Но такова лишь одна, самая первая часть задачи. Обычно полагают, что прошлое рождается в настоящем, а будущее - в прошедшем. В какой-то мере это тоже "факт", содержащий информацию о том, что будущее включает в себя всю сумму прошедшего.
И все же прошлое рождается не только в настоящем - на самом деле оно рождается в будущем. Там происходит его формирование, там оно зреет и в положенное время становится нашим прошлым. Вот почему историк, который спускается к нему лишь для того, чтобы описать уже бывшее, и останавливается на этом, оказывается всего только архивариусом, не понимающим происходящего.

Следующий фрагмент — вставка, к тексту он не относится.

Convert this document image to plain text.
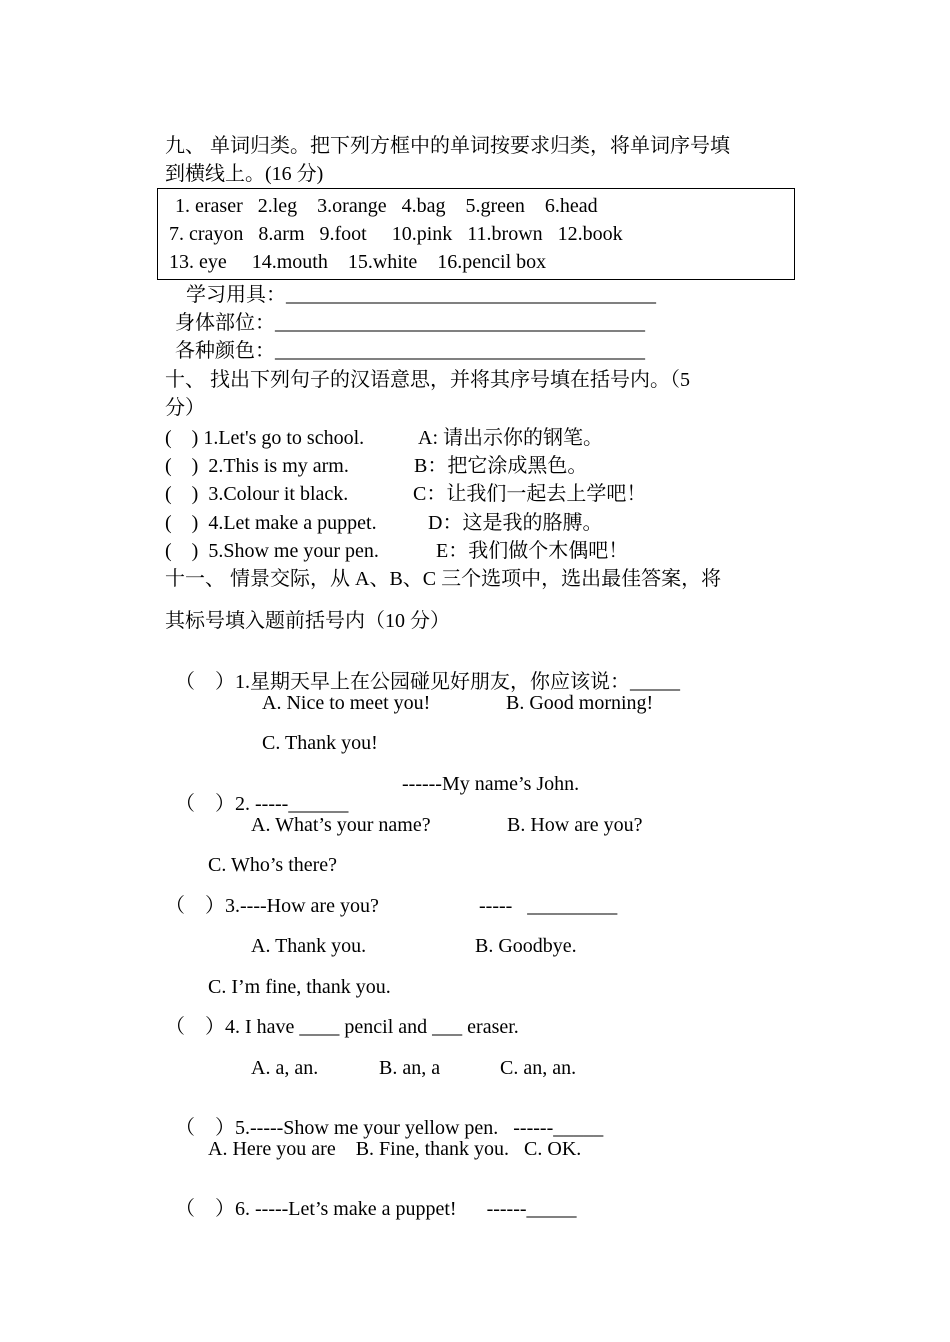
九、 单词归类。把下列方框中的单词按要求归类，将单词序号填
到横线上。(16 分)
1. eraser   2.leg    3.orange   4.bag    5.green    6.head
7. crayon   8.arm   9.foot     10.pink   11.brown   12.book
13. eye     14.mouth    15.white    16.pencil box
学习用具：_____________________________________
身体部位：_____________________________________
各种颜色：_____________________________________
十、 找出下列句子的汉语意思，并将其序号填在括号内。（5
分）
(    ) 1.Let's go to school.	A: 请出示你的钢笔。
(    )  2.This is my arm.	B：把它涂成黑色。
(    )  3.Colour it black.	C：让我们一起去上学吧！
(    )  4.Let make a puppet.	D：这是我的胳膊。
(    )  5.Show me your pen.	E：我们做个木偶吧！
十一、 情景交际，从 A、B、C 三个选项中，选出最佳答案，将
其标号填入题前括号内（10 分）

（    ）1.星期天早上在公园碰见好朋友，你应该说：_____

A. Nice to meet you!	B. Good morning!
C. Thank you!

（    ）2. -----______

------My name’s John.
A. What’s your name?	B. How are you?
C. Who’s there?
（    ）3.----How are you?	-----   _________
A. Thank you.	B. Goodbye.
C. I’m fine, thank you.
（    ）4. I have ____ pencil and ___ eraser.
A. a, an.	B. an, a	C. an, an.

（    ）5.-----Show me your yellow pen.   ------_____

A. Here you are    B. Fine, thank you.   C. OK.

（    ）6. -----Let’s make a puppet!      ------_____
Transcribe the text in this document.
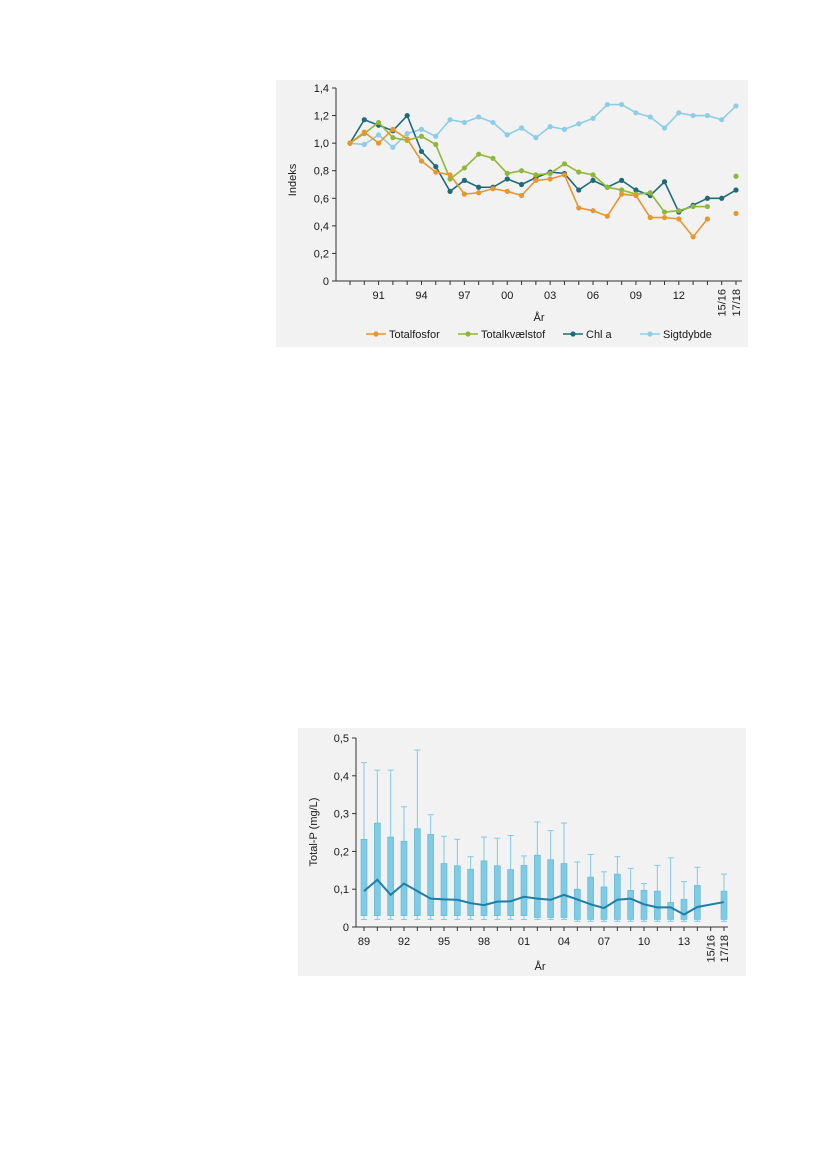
0
0,2
0,4
0,6
0,8
1,0
1,2
1,4
91	94	97	00	03	06	09	12	15/16 17/18
Indeks
År
Totalfosfor	Totalkvælstof	Chl a	Sigtdybde
0
0,1
0,2
0,3
0,4
0,5
89	92	95	98	01	04	07	10	13 15/16 17/18
Total-P (mg/L)
År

Действительная задача историка - найти в прошлом разгадку настоящего и будущего, чтобы попытаться на них воздействовать. И разве не для этого мы изучаем окружающий нас мир, пишем книги, выпускаем газеты, строим не всегда удачные планы, отправляемся в космос и раскапываем древние погребения и города?
Но кто я теперь - историк, археолог, журналист? Скорее всего - просто должник, совесть которого давно мучит обещание, принародно вырвавшееся у него тихим августовским вечером 1966 года. А больше всего на свете я не люблю долгов.
Все началось с Порьей Губы и парусной шхуны "Запад".
То лето было на редкость теплым и щедрым. Каждые две недели, выйдя из Архангельска, "Запад" брал курс на Порью губу - огромный комплекс разнообразных заливов, больших и малых островов, вытянутых губ-фиордов, в верховьях которых начинались цепи озер. Все это лежало на южном берегу Кольского полуострова между Умбой и Кандалакшей. Озера изобиловали окунем, щуками, форелью и кумжей, на каменистых хребтах, разделяющих губы, в то лето было буйство грибов и ягод, так что учения у курсантов перемежались вылазками на берег и активными заготовками всего съестного, что разнообразило судовое меню.
В тот вечер мы впервые зашли на рейд Восточной Порьи, чтобы пополнить запасы пресной воды. Пока курсанты помогали команде подавать на берег шланги, мы с "дедом", как повсеместно на флоте именуют старшего механика, отправились в деревню, лежавшую неподалеку и называвшуюся Порьей Губой.
Тропинка текла по красно-рыжим скалам, присыпанным сосновой хвоей и обросшим подушками зеленого мха, стлалась по узлистым корням, обогнула древнее кладбище, где сквозь поросль молодых сосен виднелись полусгнившие голубцы-домовины, и, выведя на берег пресного озера, отделенного от залива узкой каменной перемычкой, разом открыла картину, которая врезалась в мою память.